I work with law enforcement personnel and agencies and have heard very similar comments from them. The cops on the street get exhausted, burned out and demoralized by the relentless assaults by antifa and their associates in an environment where the cops are prohibited by city and state governments from doing their jobs. Law enforcement officers who have some expertise in riot control have said the same things you did about National Guard and military troops generally not being trained in domestic riot control.

And ultimately, your point about the feds not being able to fix what the local and state governments have broken is the main problem. It is the failures at those local levels, and even more, the intentionality of the enabling of urban destruction, that triggers frustration in me.
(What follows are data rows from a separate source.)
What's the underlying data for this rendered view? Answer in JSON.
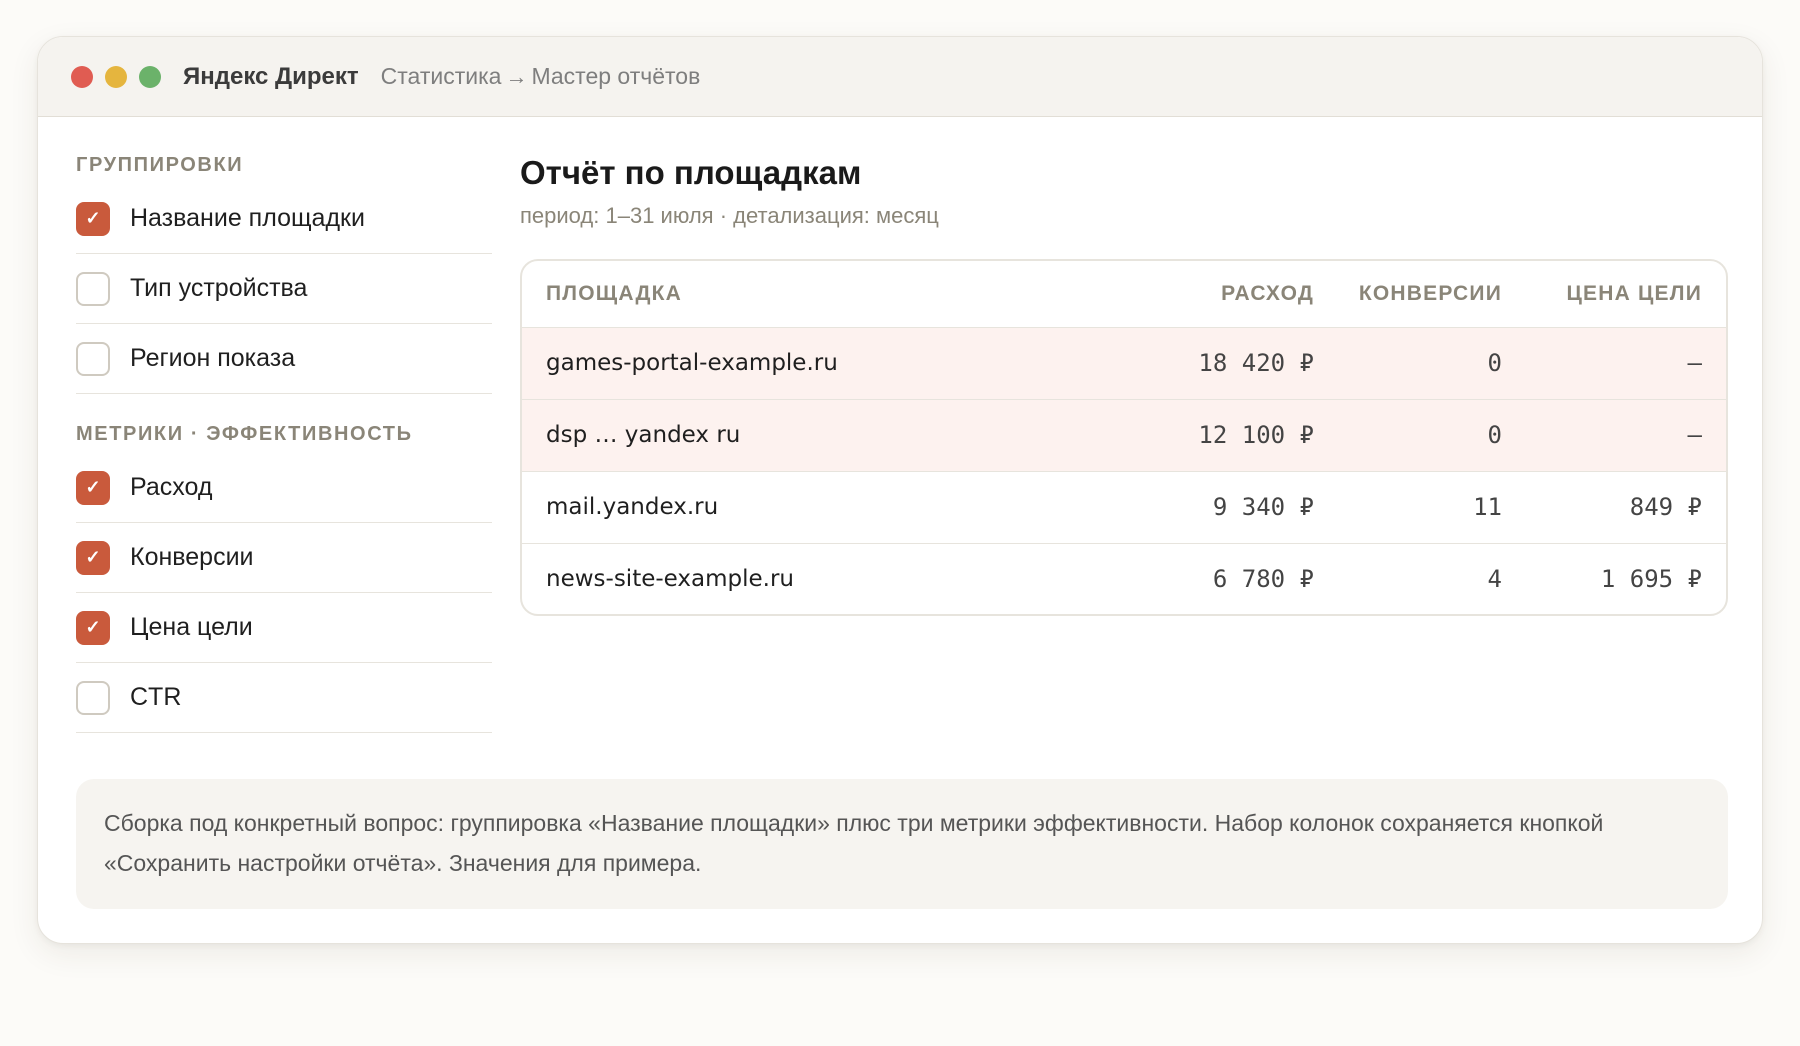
{
  "window": {
    "app_title": "Яндекс Директ",
    "breadcrumb": {
      "parent": "Статистика",
      "separator": "→",
      "current": "Мастер отчётов"
    }
  },
  "sidebar": {
    "groupings_title": "ГРУППИРОВКИ",
    "groupings": [
      {
        "label": "Название площадки",
        "checked": true
      },
      {
        "label": "Тип устройства",
        "checked": false
      },
      {
        "label": "Регион показа",
        "checked": false
      }
    ],
    "metrics_title": "МЕТРИКИ · ЭФФЕКТИВНОСТЬ",
    "metrics": [
      {
        "label": "Расход",
        "checked": true
      },
      {
        "label": "Конверсии",
        "checked": true
      },
      {
        "label": "Цена цели",
        "checked": true
      },
      {
        "label": "CTR",
        "checked": false
      }
    ]
  },
  "report": {
    "title": "Отчёт по площадкам",
    "subtitle": "период: 1–31 июля · детализация: месяц",
    "columns": {
      "site": "ПЛОЩАДКА",
      "cost": "РАСХОД",
      "conversions": "КОНВЕРСИИ",
      "goal_price": "ЦЕНА ЦЕЛИ"
    },
    "rows": [
      {
        "site": "games-portal-example.ru",
        "cost": "18 420 ₽",
        "conversions": "0",
        "goal_price": "—",
        "highlight": true
      },
      {
        "site": "dsp … yandex ru",
        "cost": "12 100 ₽",
        "conversions": "0",
        "goal_price": "—",
        "highlight": true
      },
      {
        "site": "mail.yandex.ru",
        "cost": "9 340 ₽",
        "conversions": "11",
        "goal_price": "849 ₽",
        "highlight": false
      },
      {
        "site": "news-site-example.ru",
        "cost": "6 780 ₽",
        "conversions": "4",
        "goal_price": "1 695 ₽",
        "highlight": false
      }
    ]
  },
  "note": "Сборка под конкретный вопрос: группировка «Название площадки» плюс три метрики эффективности. Набор колонок сохраняется кнопкой «Сохранить настройки отчёта». Значения для примера.",
  "colors": {
    "accent": "#c95a3c",
    "highlight_row": "#fdf2ef",
    "traffic_red": "#e05c52",
    "traffic_yellow": "#e5b53e",
    "traffic_green": "#6bb26a"
  }
}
At the same time, controlling urban crime is the responsibility of urban governments, unrestricted by crime enabling state governments, and federal action won't necessarily serve as a good substitute.

I am no longer a Democrat and I support most of Trump's policy decisions, but I agree he often uses a sledge hammer when a scalpel would be a better choice.

Ollie Parks's avatar

The most important distinction, too often overlooked, is that the civil rights movement was a demand for individual equal treatment under the law. It was firmly anchored in the finest traditions of our liberal constitutional democracy. Black Americans sought nothing more radical than to enjoy the same rights as every other citizen—to vote, to attend public schools, to sit at lunch counters, to walk through the front door of a hotel or courthouse. Likewise, the gay civil rights movement was a fight to remove discriminatory laws that barred gay men and women from equal participation in civic life: repealing sodomy statutes, securing employment protections, winning marriage equality. Both movements were aspirational but not alien; they asked America to live up to its own highest ideals of liberty, equality, and dignity. Though vilified in their time, they were grounded in universal human experience and constitutional principle.

By contrast, gender identity ideology has no such grounding in constitutional law or lived human need. It is not a movement for equal access to existing rights but a demand that society reshape its laws, institutions, and even its language around an unprovable inner sense of self. It does not grow out of centuries of exclusion and oppression but out of a recent academic philosophy, devised in elite enclaves, that treats sexual identity as infinitely malleable. Its goal is not to remove unjust legal impediments that once deprived Black or gay Americans of rights, but to overturn sexual norms that have structured human society across all cultures and all recorded history.

The civil rights and gay rights movements were about removing arbitrary barriers—ending segregation, repealing criminal bans, dismantling exclusions that denied people their place as equal citizens. Gender ideology, in contrast, seeks to erect new and sweeping barriers: policing speech, restricting women’s boundaries, coercing assent to beliefs about sex that many do not share. Where civil rights expanded freedom by dismantling injustice, gender ideology contracts freedom by imposing a new orthodoxy.

This is why the analogy to civil rights is not merely false but deeply corrosive. It cheapens the legacy of movements rooted in constitutional principle and lived human struggle, replacing them with a project grounded in theory, abstraction, and institutional bullying. In truth, gender identity ideology is a counter-liberal movement—a project to replace rights with ideology, equality with hierarchy, and freedom with compelled belief. To compare the right of a gay couple to marry—or a Black child’s right to attend an integrated school—to the demand that women surrender their locker rooms to men is not solidarity. It is an inversion of the very idea of rights.